Joel Dicker

The Truth About The Harry Quebert Affair

Readers of a certain vintage will remember, Twin Peaks, directed by David Lynch, which rewrote the template for a crime series on television, in the same vein that The Millennium Trilogy by Stieg Larsson, revolutionised the crime novel.

If you haven’t heard of The Truth About The Harry Quebert Affair, you will be unaware that this weighty tome – 600 pages – sold over two million copies in its first year, and the rights to translate it into 32 languages have been sold to 45 countries.

Unlike books in the past which struck a chord on a global scale, The Bridges of Madison County, The Da Vinci Code, both of which were, admittedly, psychobabble rubbish, The Truth About The Harry Quebert Affair, does have quantifiable literary flair, and manages, whilst adding news records to stretching credulity, to hold your attention span up until page 615.

Ultimately, if you are going to sacrifice the many hours required to complete this tome, it had better be a good yarn, and it is.

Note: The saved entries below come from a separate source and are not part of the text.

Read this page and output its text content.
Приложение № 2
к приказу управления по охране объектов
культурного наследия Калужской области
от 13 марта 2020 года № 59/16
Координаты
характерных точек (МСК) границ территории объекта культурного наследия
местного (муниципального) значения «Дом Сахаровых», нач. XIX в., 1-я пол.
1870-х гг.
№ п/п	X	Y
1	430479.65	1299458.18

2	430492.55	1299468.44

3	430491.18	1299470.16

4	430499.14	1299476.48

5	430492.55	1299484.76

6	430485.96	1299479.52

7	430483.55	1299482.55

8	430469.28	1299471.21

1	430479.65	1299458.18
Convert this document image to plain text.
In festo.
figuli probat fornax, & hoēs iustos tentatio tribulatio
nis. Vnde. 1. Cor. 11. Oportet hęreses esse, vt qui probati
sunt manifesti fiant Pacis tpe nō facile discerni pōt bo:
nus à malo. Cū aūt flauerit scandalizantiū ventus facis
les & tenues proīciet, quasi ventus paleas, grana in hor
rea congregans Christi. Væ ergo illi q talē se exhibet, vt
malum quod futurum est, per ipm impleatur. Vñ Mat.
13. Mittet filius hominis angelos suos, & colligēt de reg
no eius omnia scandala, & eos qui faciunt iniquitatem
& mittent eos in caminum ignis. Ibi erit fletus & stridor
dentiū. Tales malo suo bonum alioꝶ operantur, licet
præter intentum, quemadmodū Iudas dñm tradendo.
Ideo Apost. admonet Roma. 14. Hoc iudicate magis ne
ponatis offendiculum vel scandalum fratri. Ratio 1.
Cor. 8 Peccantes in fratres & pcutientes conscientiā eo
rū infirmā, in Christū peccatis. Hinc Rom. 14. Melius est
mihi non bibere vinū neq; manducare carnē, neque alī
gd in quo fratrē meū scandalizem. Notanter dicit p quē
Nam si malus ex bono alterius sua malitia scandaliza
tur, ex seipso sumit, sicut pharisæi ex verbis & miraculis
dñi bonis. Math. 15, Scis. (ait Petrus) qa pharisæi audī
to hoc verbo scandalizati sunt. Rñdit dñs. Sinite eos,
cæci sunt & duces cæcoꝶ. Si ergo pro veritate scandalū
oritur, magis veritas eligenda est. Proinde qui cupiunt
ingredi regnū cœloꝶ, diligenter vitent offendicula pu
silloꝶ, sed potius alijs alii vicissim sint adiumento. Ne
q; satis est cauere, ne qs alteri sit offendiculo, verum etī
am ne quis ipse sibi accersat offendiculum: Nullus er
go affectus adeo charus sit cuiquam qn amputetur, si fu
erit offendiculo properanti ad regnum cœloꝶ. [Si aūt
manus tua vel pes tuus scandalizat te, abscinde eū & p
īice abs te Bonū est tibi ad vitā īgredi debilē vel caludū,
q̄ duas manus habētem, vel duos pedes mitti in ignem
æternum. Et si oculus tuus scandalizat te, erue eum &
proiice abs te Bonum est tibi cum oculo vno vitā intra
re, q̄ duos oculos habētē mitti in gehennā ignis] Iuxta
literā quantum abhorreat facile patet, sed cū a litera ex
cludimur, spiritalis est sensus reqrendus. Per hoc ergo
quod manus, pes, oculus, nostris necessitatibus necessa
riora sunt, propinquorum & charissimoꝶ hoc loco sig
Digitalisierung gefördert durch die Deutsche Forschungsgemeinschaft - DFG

What is astonishing is that a story set in small town Americana – imagine Peyton Place meets In Cold Blood – in 1975, a seminal year in American culture (All The Presidents Men, Jaws, The Eagles’ One of These Nights), is conceived and executed by a Swiss-born, French writing novelist.

Translator Sam Taylor captures perfectly the dialect of the citizens of the small town of Somerset in New Hampshire, awoken from their slumber by the discovery of the body of a teenager, Nola Kellergan decades after her disappearance in the garden of a celebrated writer.

If that isn’t bad enough for the wimpish and apparently erudite Harry Quebert, her skeletal remains, a stone’s throw from his kitchen window, is clutching the manuscript of a novel central to his overnight fame. So far, so good, though not for Harry who is arrested and flung into the slammer.

To the rescue comes Marcus Goldman, an affable protégé of Querbert, who is convinced of his master’s innocence, and while busy as a bee looking for clues, discovers enough circumstantial evidence to point the finger at half a dozen pillars of Somerset society.

If you loved The Girl with the Dragon Tattoo, then you will be smitten by The Girl Who Touched the Heart of America, as Nola becomes known once Goldman’s investigation is transmuted into a book that takes on a life of its own. Gripping, but clear your evening schedule for a week.